We acknowledge that this study has some limitations, including its retrospective design and small number of patients. Although age-matched controls were used, we did not match patients regarding refraction or length of bulbus, nor did we collect blood pressure or antihypertensive medication data, both of which might be confounders in our study. Although shadowing artifacts by SRF were excluded, artifacts are potentially caused by RPE and photoreceptor outer segment irregularities as well as RPE detachment [34, 35]. Since pronounced RPE changes after one episode of acute CSC are mild and are not located exclusively in the area previously occupied by SRF, a shadowing artifact on the OCTA flow signal from the CC of these RPE changes seems unlikely, but cannot be entirely excluded. Another limitation of our study is the use of the averaged pixel intensity of each image to determine increased and decreased flow changes within the same image. Therefore, local, large deviations in the flow signal influence the average signal, which may have caused some over- and underestimation of flow changes. Prospective longitudinal studies with optimized image acquisition techniques less prone to artifacts are therefore necessary to further validate our findings.

Conclusions

In summary, this longitudinal OCTA study reports follow-up data from patients with acute CSC during their initial episode of CSC until SRF was completely removed. Although we demonstrate that SRF is a distinct confounder when analyzing the CC via OCTA, we also reveal that the OCTA flow signal from the CC within the area previously occupied by SRF continues to be reduced after SRF has completely resolved compared with that in healthy controls, indicating reduced blood flow in patients with acute CSC.

Why carry out this study?

There is a lack of follow-up data in the literature regarding the choriocapillaris analyses via OCTA in acute central serous chorioretinopathy.

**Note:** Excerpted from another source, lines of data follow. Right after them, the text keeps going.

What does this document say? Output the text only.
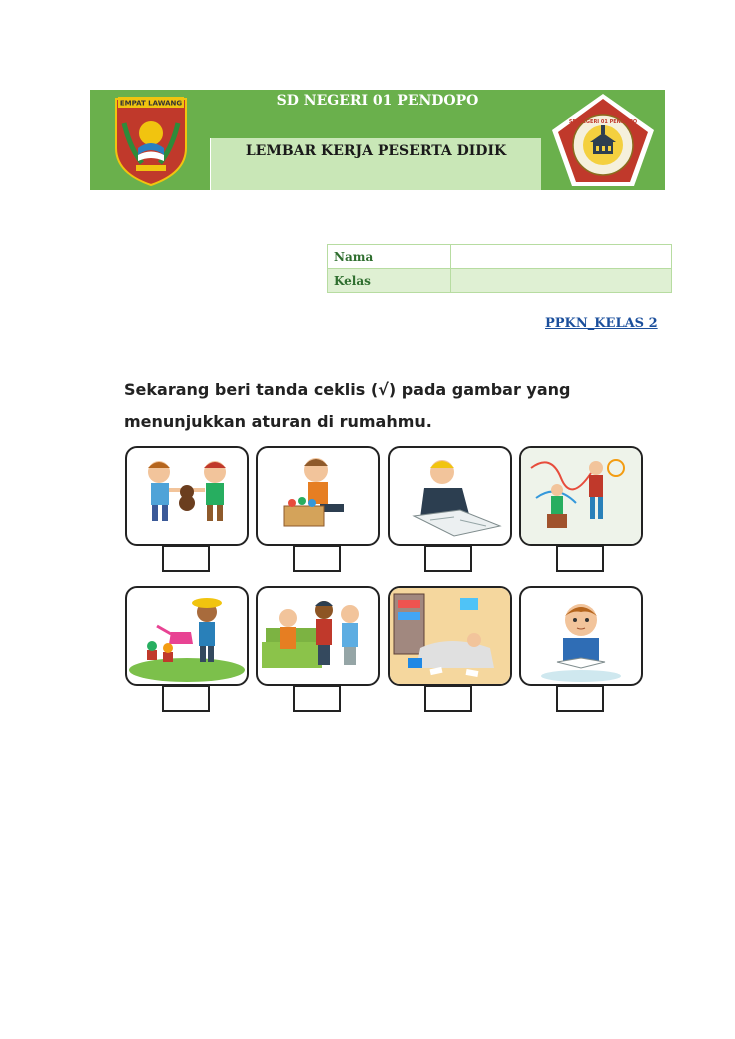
SD NEGERI 01 PENDOPO
EMPAT LAWANG
LEMBAR KERJA PESERTA DIDIK
SD NEGERI 01 PENDOPO
Nama	
Kelas	
PPKN_KELAS 2
Sekarang beri tanda ceklis (√) pada gambar yang menunjukkan aturan di rumahmu.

It was this study’s aim to describe the influence of subretinal fluid in analysing the flow signal from the choriocapillaris via OCTA, and to describe the flow alteration after subretinal fluid absorption in acute central serous chorioretinopathy.

What was learned from the study?

The extent, respectively decrease of subretinal fluid correlates with the abnormal choriocapillaris decorrelation signal.

Subretinal fluid is a distinct confounder when analysing the choriocapillaris via OCTA.

Central serous chorioretinopathy patients exhibiting complete absorption of subretinal fluid at follow-up show persistent choriocapillary changes.